20100214

Las Calles de la Ciudad



Aquella tarde decidí salir a caminar por la cuidad, a buscar en medio de las calles las respuestas a mis preguntas. Necesitaba sumergirme en el ruido de los automóviles, en la cadencia de los pasos de las personas, en aquel aroma que mezclaba la esencia de esta cuidad.

Hoy volvía a tener esa sensación de volver el tiempo atrás, de creer que si corría hacia ese callejón que era nuestro lugar el estaría ahí, esperándome. Que de nuevo volveríamos a ser esa pareja excéntrica que todos creían que éramos. Que yo volvería a ser aquella mujer con mirada enigmática y que el seria de nuevo mi hombre con sonrisa de ángel.

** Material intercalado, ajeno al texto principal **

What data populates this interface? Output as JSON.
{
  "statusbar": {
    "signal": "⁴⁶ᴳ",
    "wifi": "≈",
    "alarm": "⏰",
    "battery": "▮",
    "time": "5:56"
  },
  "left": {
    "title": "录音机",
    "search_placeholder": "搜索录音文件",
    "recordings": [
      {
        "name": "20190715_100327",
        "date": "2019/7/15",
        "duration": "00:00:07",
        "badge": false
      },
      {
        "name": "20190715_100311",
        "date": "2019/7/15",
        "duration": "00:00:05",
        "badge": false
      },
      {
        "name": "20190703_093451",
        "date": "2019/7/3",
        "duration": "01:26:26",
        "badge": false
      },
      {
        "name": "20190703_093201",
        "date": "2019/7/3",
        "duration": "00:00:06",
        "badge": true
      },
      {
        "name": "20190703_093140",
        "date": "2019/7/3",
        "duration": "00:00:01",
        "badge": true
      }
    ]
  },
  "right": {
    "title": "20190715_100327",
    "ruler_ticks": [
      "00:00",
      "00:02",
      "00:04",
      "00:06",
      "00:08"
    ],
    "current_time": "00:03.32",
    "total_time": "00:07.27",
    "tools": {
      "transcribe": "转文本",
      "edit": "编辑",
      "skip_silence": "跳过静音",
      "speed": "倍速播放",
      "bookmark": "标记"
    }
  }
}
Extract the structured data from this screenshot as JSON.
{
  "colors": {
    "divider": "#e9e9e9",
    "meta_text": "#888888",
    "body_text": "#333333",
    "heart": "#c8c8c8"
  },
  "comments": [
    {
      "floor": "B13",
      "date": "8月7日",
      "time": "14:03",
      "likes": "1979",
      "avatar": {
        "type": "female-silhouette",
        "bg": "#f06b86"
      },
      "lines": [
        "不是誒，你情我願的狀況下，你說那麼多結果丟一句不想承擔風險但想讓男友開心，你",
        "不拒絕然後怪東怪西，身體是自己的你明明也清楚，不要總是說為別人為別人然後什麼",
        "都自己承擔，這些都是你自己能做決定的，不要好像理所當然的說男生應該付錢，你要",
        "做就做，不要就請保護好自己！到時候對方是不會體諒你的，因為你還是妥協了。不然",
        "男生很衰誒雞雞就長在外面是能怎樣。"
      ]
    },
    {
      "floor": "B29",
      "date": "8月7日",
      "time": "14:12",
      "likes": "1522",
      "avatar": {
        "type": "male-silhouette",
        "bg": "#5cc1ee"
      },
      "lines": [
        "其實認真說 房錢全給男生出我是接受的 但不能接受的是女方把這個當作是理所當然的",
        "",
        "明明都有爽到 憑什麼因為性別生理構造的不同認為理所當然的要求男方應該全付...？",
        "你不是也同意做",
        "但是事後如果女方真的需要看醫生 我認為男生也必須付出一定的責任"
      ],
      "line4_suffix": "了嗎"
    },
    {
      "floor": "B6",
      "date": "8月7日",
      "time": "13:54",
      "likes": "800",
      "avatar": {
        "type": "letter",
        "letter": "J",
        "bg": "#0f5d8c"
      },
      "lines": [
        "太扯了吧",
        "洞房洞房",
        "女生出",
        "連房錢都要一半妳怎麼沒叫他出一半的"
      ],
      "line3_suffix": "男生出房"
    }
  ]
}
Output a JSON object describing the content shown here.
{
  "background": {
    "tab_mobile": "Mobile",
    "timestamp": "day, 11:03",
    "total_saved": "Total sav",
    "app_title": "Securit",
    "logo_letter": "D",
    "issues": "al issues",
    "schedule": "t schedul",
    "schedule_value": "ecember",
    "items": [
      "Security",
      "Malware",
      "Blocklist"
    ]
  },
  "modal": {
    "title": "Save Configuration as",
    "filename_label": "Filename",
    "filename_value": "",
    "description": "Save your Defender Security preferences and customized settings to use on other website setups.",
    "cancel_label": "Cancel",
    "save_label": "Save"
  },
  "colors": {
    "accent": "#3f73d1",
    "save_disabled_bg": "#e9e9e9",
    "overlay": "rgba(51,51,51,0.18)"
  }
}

Porque aun anhelo esas tardes soleadas en las que solíamos salir a caminar por la ciudad, donde nada mas importaba, donde lo único realmente primordial era estar juntos.

Recuerdo como la gente deambulaba con gran prisa, apurándose porque la hora de la comida había terminado o quizá porque había que ir a recoger a los niños a la escuela o porque así era su vida, acelerada, llena de una fastidiosa monotonía.

Pero nuestra vida no era así, a nosotros nos encantaba lo diferente, lo que no era normal ante los ojos de los demás. Porque mientras los demás vivían con rapidez su vida, nosotros aprovechábamos cada uno de los minutos. Viajábamos por las calles tirando una moneda al viento dándole al destino la oportunidad de decidir que camino tomar.

Al final nunca importaba a donde fuéramos si estábamos juntos. Aunque por alguna extraña razón siempre que caminábamos terminábamos en aquel callejón.

Ese callejón al que hoy me dirigía, ese lugar donde esperaba rencontrarnos. Ese lugar a donde llegue y el no estaba.